Ce raisonnement explique que la plupart des alliances sont, d’abord, défensives. Elles visent à contrecarrer la puissance d’un acteur jugé menaçante. Toutefois, toute entité politique n’a pas simplement pour but la sécurité, elle peut aussi désirer la conquête de territoires, de ressources, ou la gloire. Dans ce cas, elle peut s’associer à un autre afin de faciliter ses ambitions, le gain étant alors partagé entre les deux alliés. Alors, l’alliance est offensive.

Ainsi, une alliance n’existe que dans un système international où chaque acteur cherche à assurer sa sécurité (alliances défensives), voire à améliorer sa position (alliances offensives). L’une vise à augmenter la dissuasion pour éviter l’emploi de la force, quand la seconde vise à modifier le rapport de forces dans une perspective d’emploi.

Ces alliances sont circonstancielles. Elles varient dans le temps ce qui explique le nombre de retournements d’alliance observé dans l’histoire. En effet, les intérêts varient, et telle entité, un moment jugée plus faible, devient l’année suivante beaucoup plus menaçante du fait des succès accumulés. Voici en effet une autre caractéristique des alliances : elles s’inscrivent dans un système général à plusieurs acteurs. Jusqu’à présent, nous n’avons évoqué que trois acteurs : les deux premiers qui s’opposent, et le tiers qui va renforcer l’un (ou l’autre). Ceci ne correspond pas à la réalité, puisqu’ainsi que nous l’avons mentionné, l’environnement international est toujours fractionné en de nombreuses entités politiques, de taille et de puissance diverses, et variables. Cela complique les calculs, puisque je ne dois pas estimer mon rapport de force avec le seul pays A, mais avec les pays A, B, C et D.

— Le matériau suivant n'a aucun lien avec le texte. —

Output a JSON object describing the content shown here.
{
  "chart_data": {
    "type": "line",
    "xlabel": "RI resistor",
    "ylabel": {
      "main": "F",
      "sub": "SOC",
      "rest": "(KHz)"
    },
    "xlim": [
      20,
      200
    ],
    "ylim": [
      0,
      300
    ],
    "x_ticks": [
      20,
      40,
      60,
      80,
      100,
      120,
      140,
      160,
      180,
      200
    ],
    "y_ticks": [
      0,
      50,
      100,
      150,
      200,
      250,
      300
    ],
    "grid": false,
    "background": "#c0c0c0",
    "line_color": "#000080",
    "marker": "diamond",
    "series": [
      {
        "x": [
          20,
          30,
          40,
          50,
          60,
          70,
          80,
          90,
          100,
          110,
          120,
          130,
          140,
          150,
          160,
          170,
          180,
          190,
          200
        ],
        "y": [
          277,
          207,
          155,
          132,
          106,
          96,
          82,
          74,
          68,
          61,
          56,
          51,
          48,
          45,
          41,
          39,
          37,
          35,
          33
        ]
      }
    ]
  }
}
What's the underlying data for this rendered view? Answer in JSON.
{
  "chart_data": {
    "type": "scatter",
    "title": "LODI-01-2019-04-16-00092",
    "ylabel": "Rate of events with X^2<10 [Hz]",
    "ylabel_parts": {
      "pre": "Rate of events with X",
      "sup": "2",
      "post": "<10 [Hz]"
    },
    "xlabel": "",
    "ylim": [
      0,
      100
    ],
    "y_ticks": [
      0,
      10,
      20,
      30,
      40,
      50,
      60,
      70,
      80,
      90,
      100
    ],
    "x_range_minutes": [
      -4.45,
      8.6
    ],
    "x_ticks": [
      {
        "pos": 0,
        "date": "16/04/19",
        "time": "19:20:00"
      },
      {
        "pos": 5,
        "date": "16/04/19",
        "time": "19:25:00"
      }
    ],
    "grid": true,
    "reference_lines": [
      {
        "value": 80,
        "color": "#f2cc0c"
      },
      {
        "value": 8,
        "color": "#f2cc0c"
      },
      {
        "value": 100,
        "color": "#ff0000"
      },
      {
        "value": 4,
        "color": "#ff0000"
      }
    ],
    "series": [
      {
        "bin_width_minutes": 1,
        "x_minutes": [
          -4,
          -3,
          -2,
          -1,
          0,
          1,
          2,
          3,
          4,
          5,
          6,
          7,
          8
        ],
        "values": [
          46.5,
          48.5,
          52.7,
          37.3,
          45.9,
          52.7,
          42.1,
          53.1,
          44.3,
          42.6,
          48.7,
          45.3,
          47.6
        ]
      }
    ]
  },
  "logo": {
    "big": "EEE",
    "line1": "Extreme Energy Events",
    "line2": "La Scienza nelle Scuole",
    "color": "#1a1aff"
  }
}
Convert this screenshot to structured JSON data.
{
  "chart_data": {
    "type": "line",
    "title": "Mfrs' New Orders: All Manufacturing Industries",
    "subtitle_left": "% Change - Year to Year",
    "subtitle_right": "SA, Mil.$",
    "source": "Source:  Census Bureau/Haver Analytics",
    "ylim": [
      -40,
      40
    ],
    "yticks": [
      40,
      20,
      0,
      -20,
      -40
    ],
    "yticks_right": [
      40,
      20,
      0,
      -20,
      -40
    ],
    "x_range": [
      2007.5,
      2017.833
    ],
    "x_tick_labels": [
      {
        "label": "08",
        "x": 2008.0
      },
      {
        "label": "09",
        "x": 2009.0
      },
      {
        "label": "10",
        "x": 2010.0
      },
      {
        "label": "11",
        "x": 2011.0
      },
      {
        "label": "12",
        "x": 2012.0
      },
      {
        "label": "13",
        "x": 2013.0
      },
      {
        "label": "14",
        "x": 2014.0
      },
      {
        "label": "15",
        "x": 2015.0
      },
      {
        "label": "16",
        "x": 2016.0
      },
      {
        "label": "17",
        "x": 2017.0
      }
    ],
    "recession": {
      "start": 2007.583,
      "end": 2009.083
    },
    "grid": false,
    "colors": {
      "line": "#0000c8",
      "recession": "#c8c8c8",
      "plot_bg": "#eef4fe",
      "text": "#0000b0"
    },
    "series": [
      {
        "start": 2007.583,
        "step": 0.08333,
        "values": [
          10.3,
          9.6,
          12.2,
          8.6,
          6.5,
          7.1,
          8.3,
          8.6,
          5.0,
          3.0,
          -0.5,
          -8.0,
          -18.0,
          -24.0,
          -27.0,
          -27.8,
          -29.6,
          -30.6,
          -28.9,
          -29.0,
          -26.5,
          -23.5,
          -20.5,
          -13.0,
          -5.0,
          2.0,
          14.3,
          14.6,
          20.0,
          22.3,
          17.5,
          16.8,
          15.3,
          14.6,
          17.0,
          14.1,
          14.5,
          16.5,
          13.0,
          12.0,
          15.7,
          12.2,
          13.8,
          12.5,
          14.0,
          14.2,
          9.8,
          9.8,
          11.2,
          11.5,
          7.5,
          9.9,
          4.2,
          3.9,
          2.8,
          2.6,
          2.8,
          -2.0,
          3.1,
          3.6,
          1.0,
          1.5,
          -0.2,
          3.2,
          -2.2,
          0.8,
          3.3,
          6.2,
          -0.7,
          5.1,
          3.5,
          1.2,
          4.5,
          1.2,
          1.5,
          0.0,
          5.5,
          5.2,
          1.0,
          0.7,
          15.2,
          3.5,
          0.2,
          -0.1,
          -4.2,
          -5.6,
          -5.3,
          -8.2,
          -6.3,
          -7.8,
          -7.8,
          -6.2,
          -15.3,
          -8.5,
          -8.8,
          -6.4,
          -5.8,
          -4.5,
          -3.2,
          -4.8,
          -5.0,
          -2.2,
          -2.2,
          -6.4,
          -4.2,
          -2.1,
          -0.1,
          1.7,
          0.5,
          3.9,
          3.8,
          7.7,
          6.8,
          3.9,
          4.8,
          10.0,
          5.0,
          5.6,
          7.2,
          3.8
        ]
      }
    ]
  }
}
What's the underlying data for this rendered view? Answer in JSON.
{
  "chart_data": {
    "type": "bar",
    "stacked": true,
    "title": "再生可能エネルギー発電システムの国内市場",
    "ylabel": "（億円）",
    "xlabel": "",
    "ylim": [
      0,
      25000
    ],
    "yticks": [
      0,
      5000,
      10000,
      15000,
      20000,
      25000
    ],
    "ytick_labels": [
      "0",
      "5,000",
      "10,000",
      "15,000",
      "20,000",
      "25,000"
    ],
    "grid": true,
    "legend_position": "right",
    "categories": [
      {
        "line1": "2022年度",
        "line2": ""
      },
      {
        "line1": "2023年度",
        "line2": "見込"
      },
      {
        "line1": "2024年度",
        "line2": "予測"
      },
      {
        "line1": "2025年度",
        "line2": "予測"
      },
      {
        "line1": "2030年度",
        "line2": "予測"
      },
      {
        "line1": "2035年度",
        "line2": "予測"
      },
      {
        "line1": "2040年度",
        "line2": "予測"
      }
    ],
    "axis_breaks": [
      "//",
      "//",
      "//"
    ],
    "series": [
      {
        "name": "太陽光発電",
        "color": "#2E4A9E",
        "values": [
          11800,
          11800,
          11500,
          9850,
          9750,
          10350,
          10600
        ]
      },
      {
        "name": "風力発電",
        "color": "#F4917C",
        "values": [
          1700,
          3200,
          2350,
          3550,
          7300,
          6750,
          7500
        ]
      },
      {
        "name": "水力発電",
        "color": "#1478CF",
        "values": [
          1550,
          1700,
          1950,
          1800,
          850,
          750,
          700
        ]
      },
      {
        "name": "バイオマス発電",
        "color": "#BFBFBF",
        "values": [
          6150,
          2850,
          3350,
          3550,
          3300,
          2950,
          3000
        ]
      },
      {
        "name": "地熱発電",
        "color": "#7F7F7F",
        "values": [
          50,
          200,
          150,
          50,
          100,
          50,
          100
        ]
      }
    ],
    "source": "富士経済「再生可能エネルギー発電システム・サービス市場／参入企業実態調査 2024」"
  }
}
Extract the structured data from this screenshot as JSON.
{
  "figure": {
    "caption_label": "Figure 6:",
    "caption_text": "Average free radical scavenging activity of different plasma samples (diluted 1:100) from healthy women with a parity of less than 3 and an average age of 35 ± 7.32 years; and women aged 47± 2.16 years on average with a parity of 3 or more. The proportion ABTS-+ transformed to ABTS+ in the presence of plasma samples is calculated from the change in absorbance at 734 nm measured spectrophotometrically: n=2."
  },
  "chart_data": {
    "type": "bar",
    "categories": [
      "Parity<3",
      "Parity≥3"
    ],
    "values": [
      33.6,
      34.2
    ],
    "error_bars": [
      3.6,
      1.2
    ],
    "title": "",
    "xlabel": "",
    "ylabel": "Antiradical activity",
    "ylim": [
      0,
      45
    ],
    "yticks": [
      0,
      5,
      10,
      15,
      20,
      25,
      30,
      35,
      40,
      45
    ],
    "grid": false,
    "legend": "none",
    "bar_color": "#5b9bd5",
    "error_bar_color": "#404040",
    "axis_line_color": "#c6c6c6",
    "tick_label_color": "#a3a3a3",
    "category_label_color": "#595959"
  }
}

Dès lors, chaque acteur va forger sa décision sur la base de deux objectifs : sa sécurité propre (objectif direct) mais aussi le maintien d’un équilibre international (objectif indirect). Ainsi, je pourrais m’allier avec A, qui est pourtant plus puissant que moi, mais parce que C constitue une puissance encore plus dangereuse, qui menace d’abord A avant de me menacer. De même, si je vois que A et B s’opposent, je peux estimer utile de ne m’allier avec aucun d’eux car cela lui donnerait un avantage qui, à terme, pourrait me menacer. La neutralité constitue ainsi un choix particulier d’alliance. Il reste que le choix d’un équilibre des puissances n’est pas aussi évident qu’il y paraît. Face à la puissance croissante d’Athènes, les cités grecques s’assemblent dans la ligue de Délos. Mais personne ne s’allie contre la montée en puissance de Rome. L’absence d’alliance équilibrante fait courir le risque de l’apparition de l’empire.